The Ritz (later known as the ABC, Astra and Apollo) was a cinema located at the junction of Abbey Road and Holker Street in Barrow-in-Furness, Cumbria, England. The building was designed in a typical Art Deco-style by architect firm Drury & Gomersall and constructed in 1936 on a previously undeveloped site. The first film to be screened was It's Love Again. The building also contained a row of four retail shops at ground floor fronting Abbey Road in addition to a restaurant at one point.

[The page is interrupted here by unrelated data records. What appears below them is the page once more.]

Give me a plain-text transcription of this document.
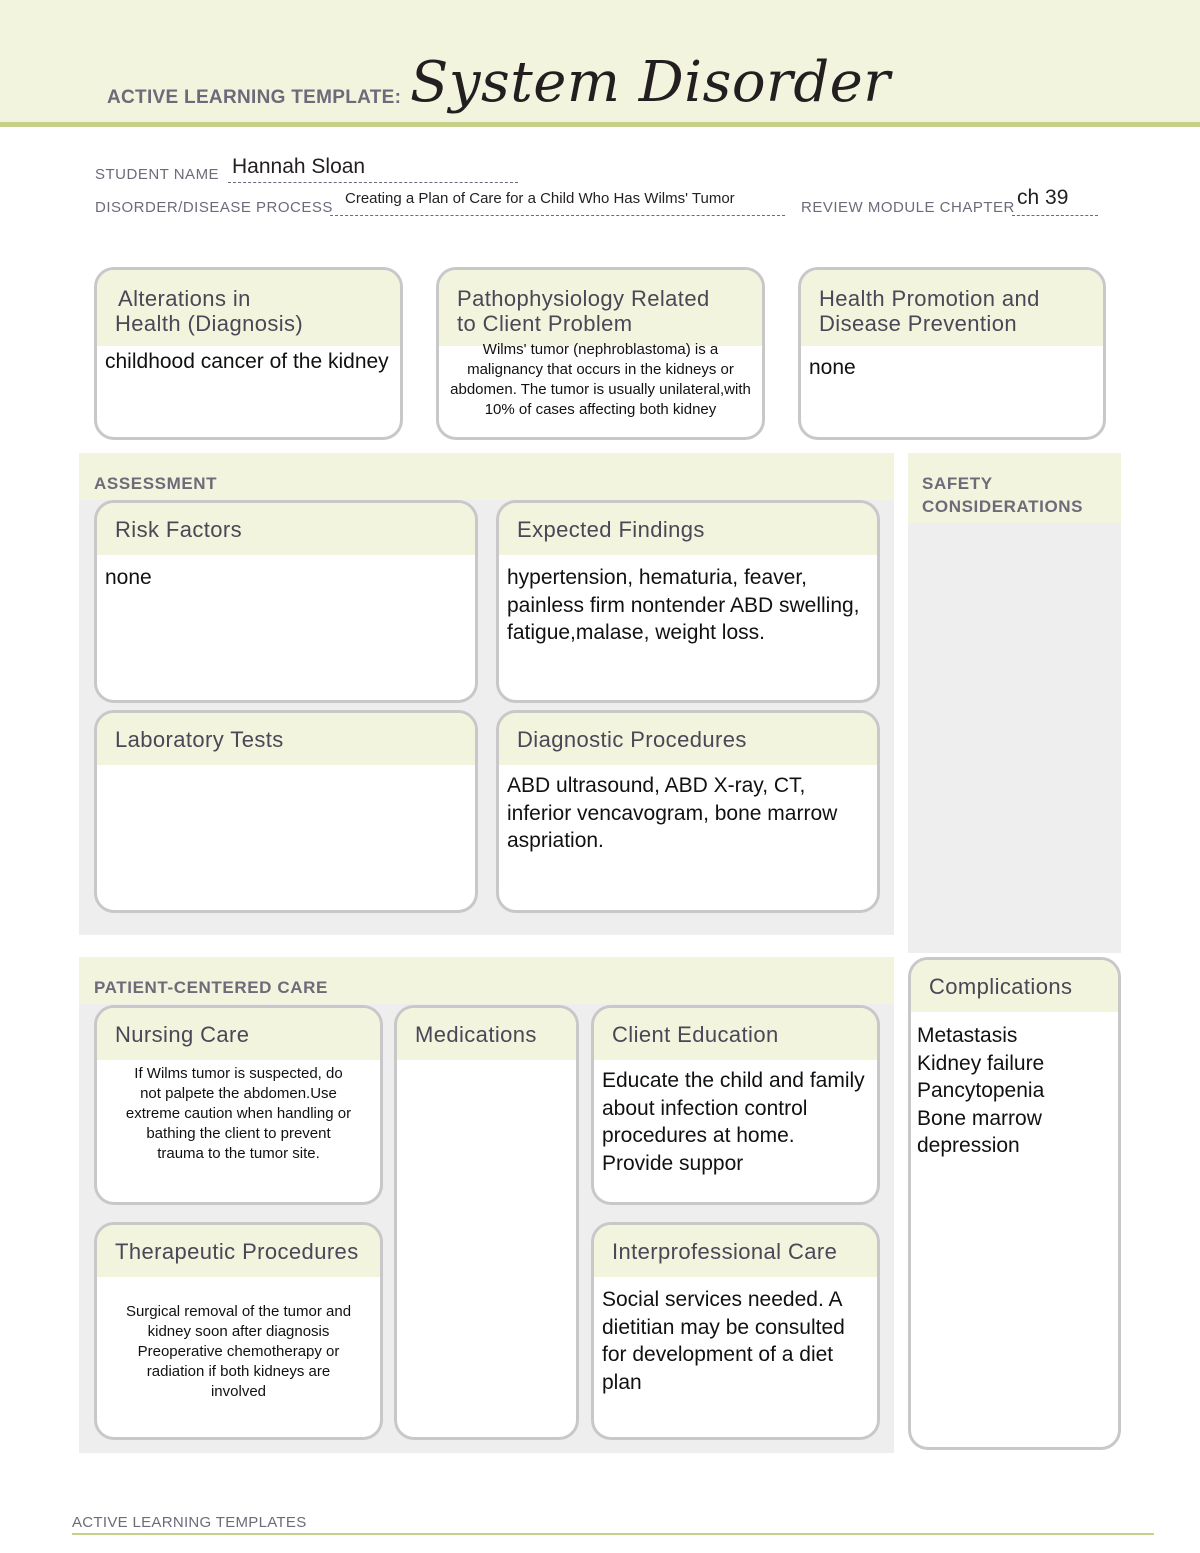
ACTIVE LEARNING TEMPLATE: System Disorder
STUDENT NAME Hannah Sloan
DISORDER/DISEASE PROCESS
Creating a Plan of Care for a Child Who Has Wilms' Tumor
REVIEW MODULE CHAPTER ch 39
Alterations in
Health (Diagnosis)
childhood cancer of the kidney
Pathophysiology Related
to Client Problem
Wilms' tumor (nephroblastoma) is a malignancy that occurs in the kidneys or abdomen. The tumor is usually unilateral,with 10% of cases affecting both kidney
Health Promotion and
Disease Prevention
none
ASSESSMENT
Risk Factors
none
Expected Findings
hypertension, hematuria, feaver, painless firm nontender ABD swelling, fatigue,malase, weight loss.
Laboratory Tests	Diagnostic Procedures
ABD ultrasound, ABD X-ray, CT, inferior vencavogram, bone marrow aspriation.
SAFETY
CONSIDERATIONS
Complications
Metastasis
Kidney failure
Pancytopenia
Bone marrow
depression
PATIENT-CENTERED CARE
Nursing Care
If Wilms tumor is suspected, do not palpete the abdomen.Use extreme caution when handling or bathing the client to prevent trauma to the tumor site.
Medications	Client Education
Educate the child and family about infection control procedures at home.
Provide suppor
Therapeutic Procedures
Surgical removal of the tumor and kidney soon after diagnosis Preoperative chemotherapy or radiation if both kidneys are involved
Interprofessional Care
Social services needed. A dietitian may be consulted for development of a diet plan
ACTIVE LEARNING TEMPLATES
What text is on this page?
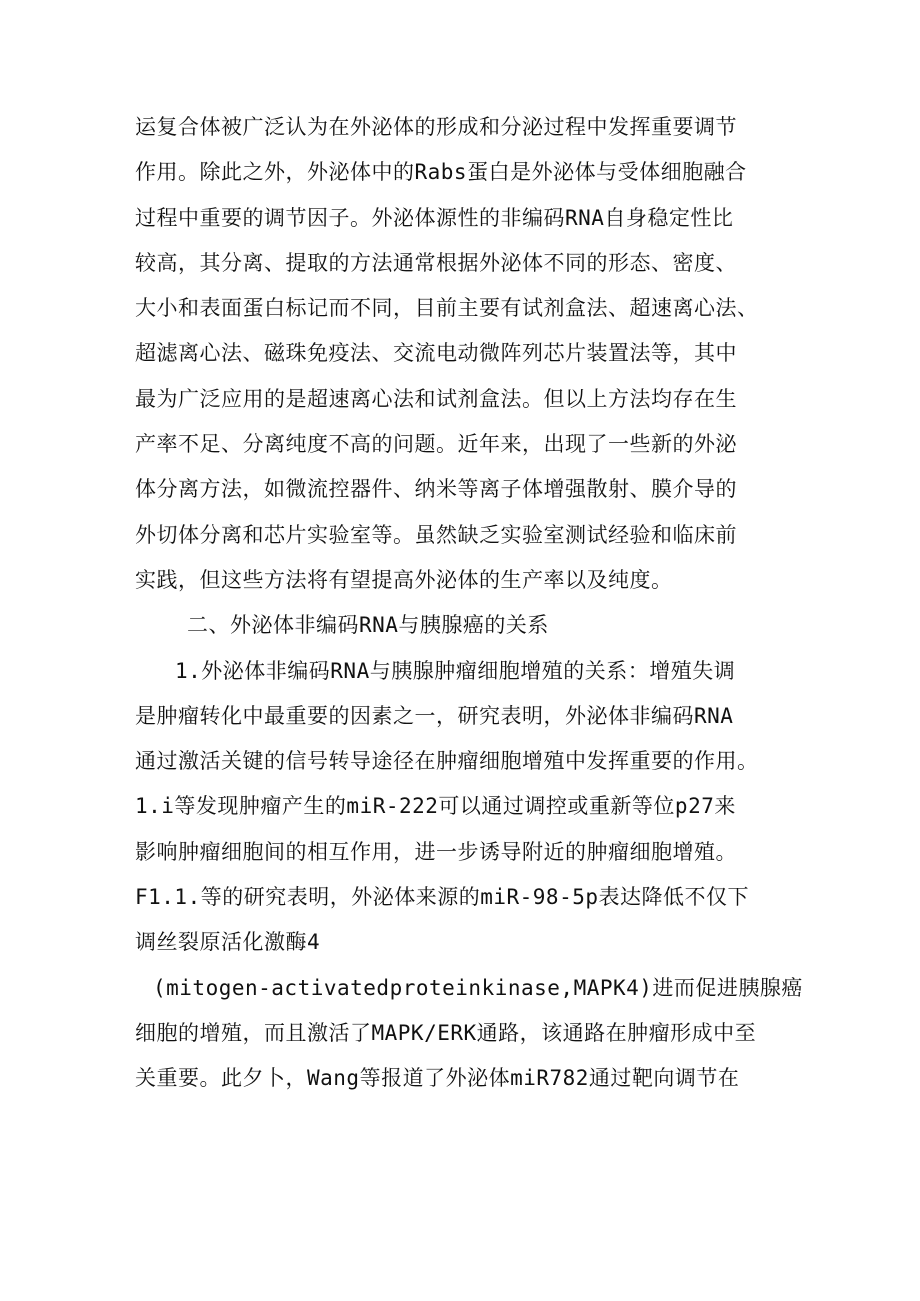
运复合体被广泛认为在外泌体的形成和分泌过程中发挥重要调节
作用。除此之外，外泌体中的Rabs蛋白是外泌体与受体细胞融合
过程中重要的调节因子。外泌体源性的非编码RNA自身稳定性比
较高，其分离、提取的方法通常根据外泌体不同的形态、密度、
大小和表面蛋白标记而不同，目前主要有试剂盒法、超速离心法、
超滤离心法、磁珠免疫法、交流电动微阵列芯片装置法等，其中
最为广泛应用的是超速离心法和试剂盒法。但以上方法均存在生
产率不足、分离纯度不高的问题。近年来，出现了一些新的外泌
体分离方法，如微流控器件、纳米等离子体增强散射、膜介导的
外切体分离和芯片实验室等。虽然缺乏实验室测试经验和临床前
实践，但这些方法将有望提高外泌体的生产率以及纯度。
二、外泌体非编码RNA与胰腺癌的关系
1.外泌体非编码RNA与胰腺肿瘤细胞增殖的关系：增殖失调
是肿瘤转化中最重要的因素之一，研究表明，外泌体非编码RNA
通过激活关键的信号转导途径在肿瘤细胞增殖中发挥重要的作用。
1.i等发现肿瘤产生的miR-222可以通过调控或重新等位p27来
影响肿瘤细胞间的相互作用，进一步诱导附近的肿瘤细胞增殖。
F1.1.等的研究表明，外泌体来源的miR-98-5p表达降低不仅下
调丝裂原活化激酶4
(mitogen-activatedproteinkinase,MAPK4)进而促进胰腺癌
细胞的增殖，而且激活了MAPK/ERK通路，该通路在肿瘤形成中至
关重要。此夕卜，Wang等报道了外泌体miR782通过靶向调节在
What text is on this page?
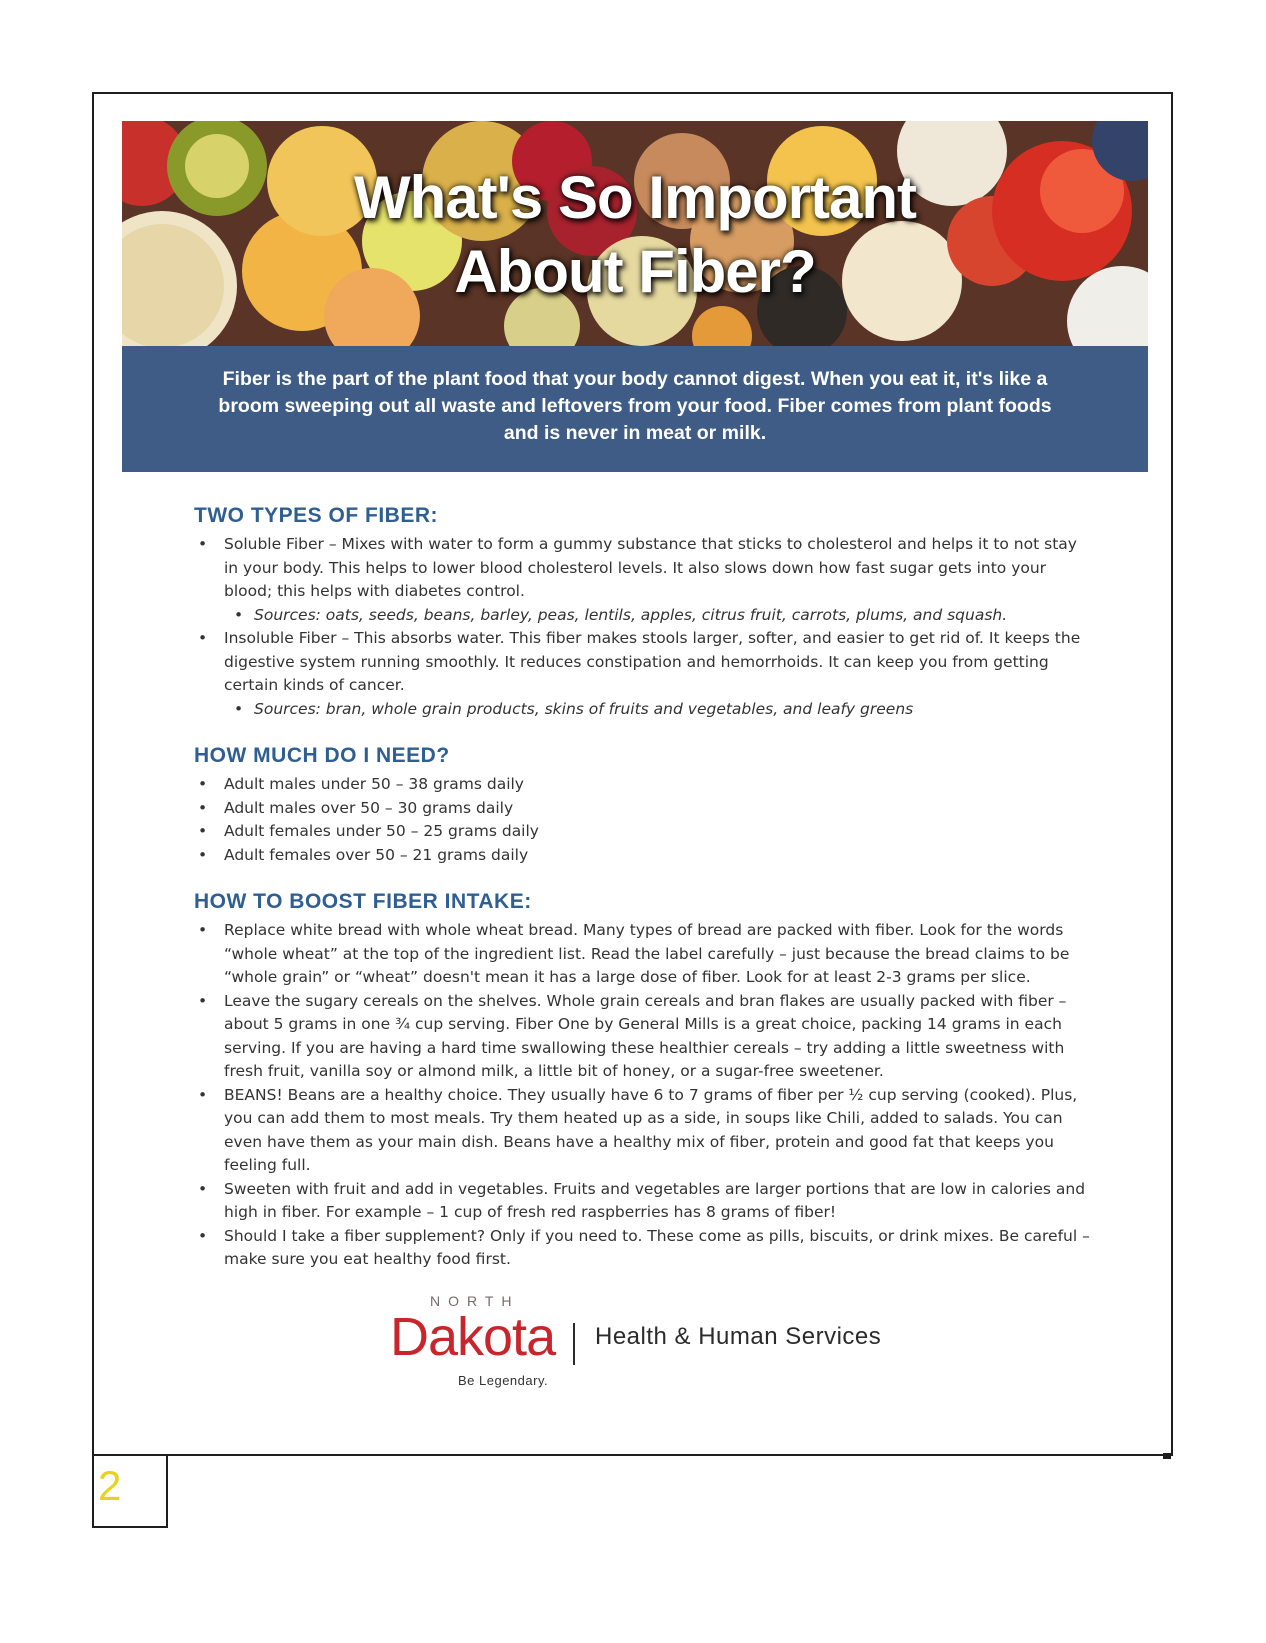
What's So Important
About Fiber?
Fiber is the part of the plant food that your body cannot digest. When you eat it, it's like a broom sweeping out all waste and leftovers from your food. Fiber comes from plant foods and is never in meat or milk.
TWO TYPES OF FIBER:
• Soluble Fiber – Mixes with water to form a gummy substance that sticks to cholesterol and helps it to not stay in your body. This helps to lower blood cholesterol levels. It also slows down how fast sugar gets into your blood; this helps with diabetes control.
• Sources: oats, seeds, beans, barley, peas, lentils, apples, citrus fruit, carrots, plums, and squash.
• Insoluble Fiber – This absorbs water. This fiber makes stools larger, softer, and easier to get rid of. It keeps the digestive system running smoothly. It reduces constipation and hemorrhoids. It can keep you from getting certain kinds of cancer.
• Sources: bran, whole grain products, skins of fruits and vegetables, and leafy greens
HOW MUCH DO I NEED?
• Adult males under 50 – 38 grams daily
• Adult males over 50 – 30 grams daily
• Adult females under 50 – 25 grams daily
• Adult females over 50 – 21 grams daily
HOW TO BOOST FIBER INTAKE:
• Replace white bread with whole wheat bread. Many types of bread are packed with fiber. Look for the words “whole wheat” at the top of the ingredient list. Read the label carefully – just because the bread claims to be “whole grain” or “wheat” doesn't mean it has a large dose of fiber. Look for at least 2-3 grams per slice.
• Leave the sugary cereals on the shelves. Whole grain cereals and bran flakes are usually packed with fiber – about 5 grams in one ¾ cup serving. Fiber One by General Mills is a great choice, packing 14 grams in each serving. If you are having a hard time swallowing these healthier cereals – try adding a little sweetness with fresh fruit, vanilla soy or almond milk, a little bit of honey, or a sugar-free sweetener.
• BEANS! Beans are a healthy choice. They usually have 6 to 7 grams of fiber per ½ cup serving (cooked). Plus, you can add them to most meals. Try them heated up as a side, in soups like Chili, added to salads. You can even have them as your main dish. Beans have a healthy mix of fiber, protein and good fat that keeps you feeling full.
• Sweeten with fruit and add in vegetables. Fruits and vegetables are larger portions that are low in calories and high in fiber. For example – 1 cup of fresh red raspberries has 8 grams of fiber!
• Should I take a fiber supplement? Only if you need to. These come as pills, biscuits, or drink mixes. Be careful –make sure you eat healthy food first.
NORTH
Dakota
Be Legendary.
Health & Human Services
2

Between 1961 and 1977 it was known simply as the ABC; after ABC Cinemas who took over ownership of the premises soon after completion. This changed to the Astra when the venue was bought by Hutchinson Leisure. In this period the cinema was completely refitted, adding two extra screens to the existing one. The largest of the screens seated 640 while the smaller two seated 260 each.

In the last part of its functioning life the cinema was named the Apollo after again being purchased; by Apollo Leisure. 1999 saw the completion of Hollywood Park in Barrow and a 6-screen multiplex by Apollo Leisure. As a result, the redundant Apollo Cinema on Abbey Road closed down. Numerous proposals to conserve the building were presented, however a fire gutted the structure in the early 2000s scuppering any hope of redevelopment. Ultimately demolished in 2003, the site is now occupied by Emlyn Hughes House, a four-storey office building now serving as the headquarters of Furness Building Society.